Table 8: The correlation of PAI-1with concentrations of biochemical parameters in the diabetic obese patients.

The relevance of ADIPOR1 with concentrations of biochemical parameters in the diabetic obese patients: Table 9 shows non-significant positive correlations of diabetic obese patients obtained from LH, FSH and TAC. Non-significant negative correlations were obtained from Age, FBS, BMI, T.G, ADIPO, HDL, MDA, LDL, MCP-1, PAI-1, TOS and vLDL.

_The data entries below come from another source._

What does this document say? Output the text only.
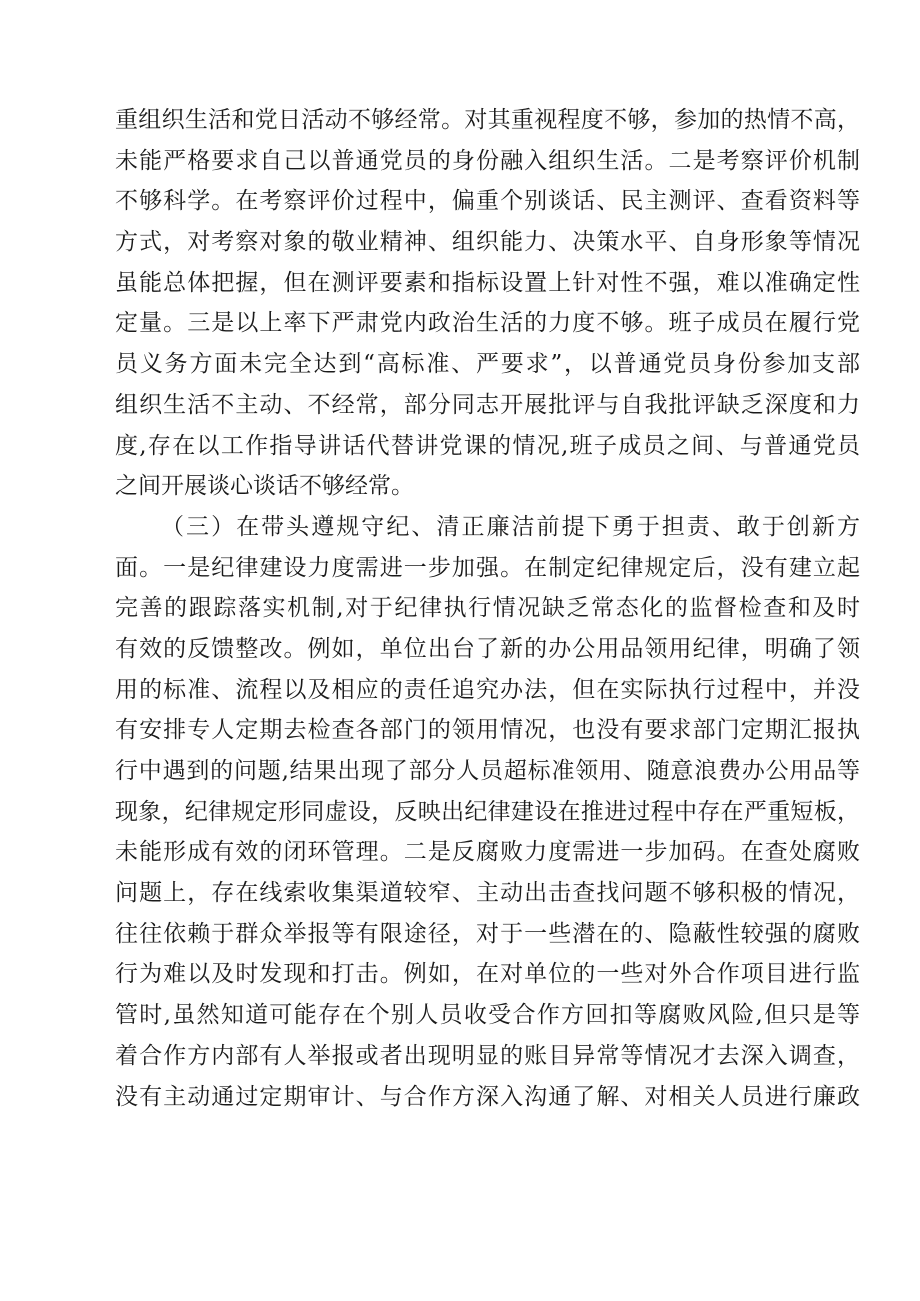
重组织生活和党日活动不够经常。对其重视程度不够，参加的热情不高，
未能严格要求自己以普通党员的身份融入组织生活。二是考察评价机制
不够科学。在考察评价过程中，偏重个别谈话、民主测评、查看资料等
方式，对考察对象的敬业精神、组织能力、决策水平、自身形象等情况
虽能总体把握，但在测评要素和指标设置上针对性不强，难以准确定性
定量。三是以上率下严肃党内政治生活的力度不够。班子成员在履行党
员义务方面未完全达到“高标准、严要求”，以普通党员身份参加支部
组织生活不主动、不经常，部分同志开展批评与自我批评缺乏深度和力
度,存在以工作指导讲话代替讲党课的情况,班子成员之间、与普通党员
之间开展谈心谈话不够经常。
（三）在带头遵规守纪、清正廉洁前提下勇于担责、敢于创新方
面。一是纪律建设力度需进一步加强。在制定纪律规定后，没有建立起
完善的跟踪落实机制,对于纪律执行情况缺乏常态化的监督检查和及时
有效的反馈整改。例如，单位出台了新的办公用品领用纪律，明确了领
用的标准、流程以及相应的责任追究办法，但在实际执行过程中，并没
有安排专人定期去检查各部门的领用情况，也没有要求部门定期汇报执
行中遇到的问题,结果出现了部分人员超标准领用、随意浪费办公用品等
现象，纪律规定形同虚设，反映出纪律建设在推进过程中存在严重短板，
未能形成有效的闭环管理。二是反腐败力度需进一步加码。在查处腐败
问题上，存在线索收集渠道较窄、主动出击查找问题不够积极的情况，
往往依赖于群众举报等有限途径，对于一些潜在的、隐蔽性较强的腐败
行为难以及时发现和打击。例如，在对单位的一些对外合作项目进行监
管时,虽然知道可能存在个别人员收受合作方回扣等腐败风险,但只是等
着合作方内部有人举报或者出现明显的账目异常等情况才去深入调查，
没有主动通过定期审计、与合作方深入沟通了解、对相关人员进行廉政
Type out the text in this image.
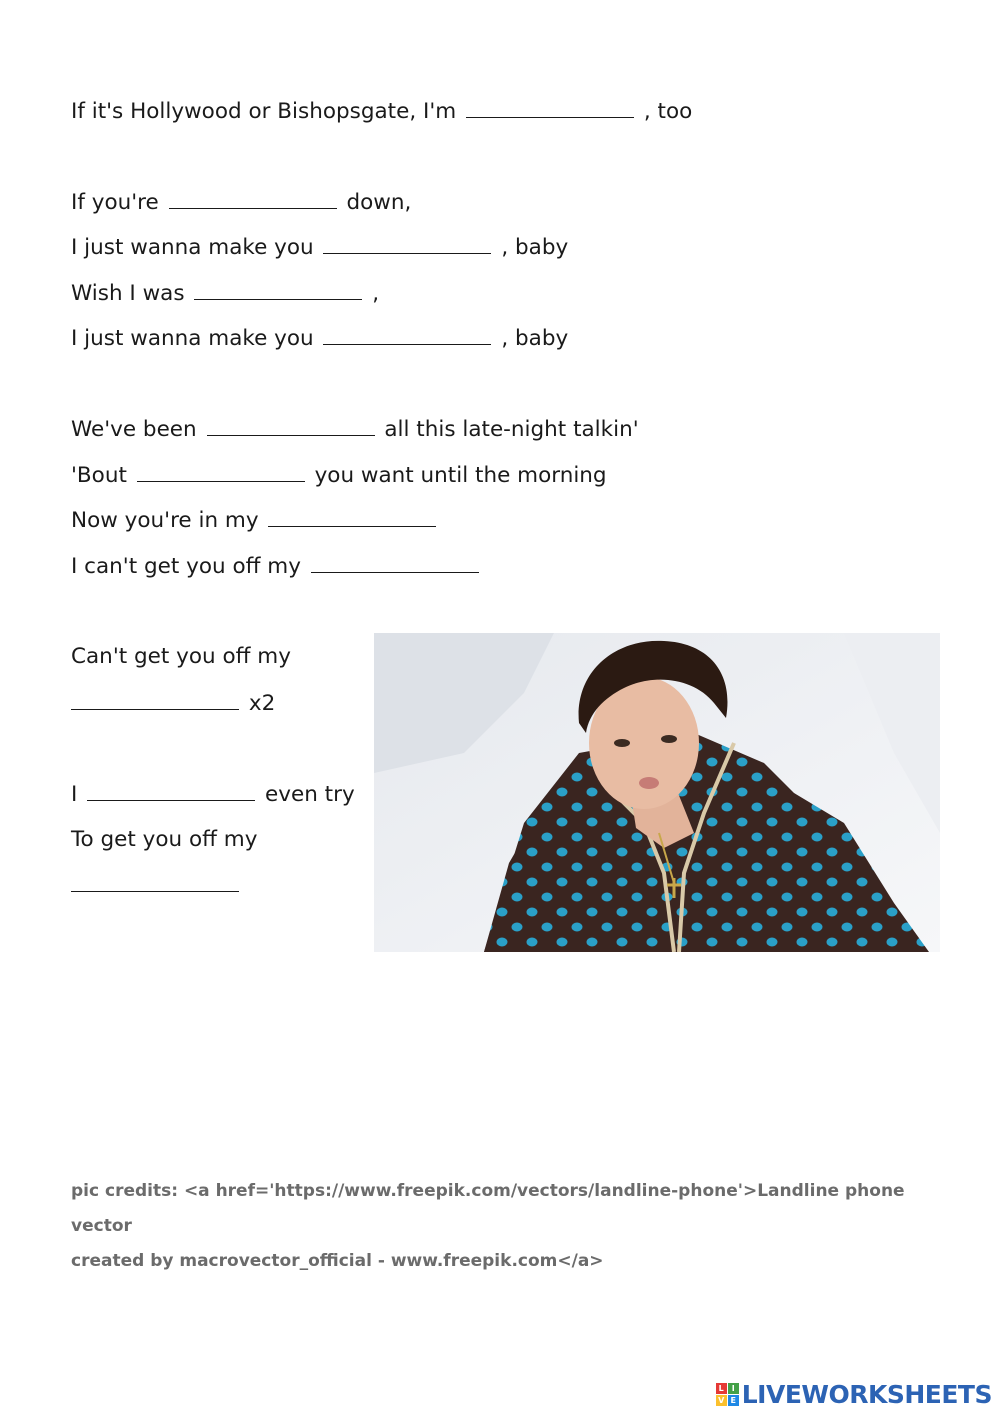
If it's Hollywood or Bishopsgate, I'm	, too
If you're	down,
I just wanna make you	, baby
Wish I was	,
I just wanna make you	, baby
We've been	all this late-night talkin'
'Bout	you want until the morning
Now you're in my
I can't get you off my
Can't get you off my
x2
I	even try
To get you off my
pic credits: <a href='https://www.freepik.com/vectors/landline-phone'>Landline phone vector
created by macrovector_official - www.freepik.com</a>
L I
V E LIVEWORKSHEETS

Parameters ADIPOR1 (ng/mL)
r P value
Age (years) -0.065 0.73
BMI(kg/m2) -0.608 0.00001
FBG (mg/dl) -0.831 0.00001
T.C (mg/dl) -0.54 0.004
T.G (mg/dl) -0.637 0.00001
HDL-C (mg/dl) 0.615 0.00001
LDL (mg/dl) -0.792 0.00001
vLDL (mg/dl) -0.554 0.001
HbA1C -0.425 0. 019
MDA (µmol/L) -0.636 0.00001
TAC (µmol/L) 0.66 0.00001
TOS (µmol/L) -0.091 0.63
FSH 0.451 0.012
LH 0.322 0.082

Table 9: The correlation of ADIPOR1 with concentrations of biochemical parameters in the diabetic obese patients.


Excessive adiposity is the direct cause of type 2 diabetes, and the chance of developing the disease increases in a linear fashion along with body mass index. The increase in the prevalence of type 2 diabetes has so paralleled the worldwide trend toward increasing rates of obesity.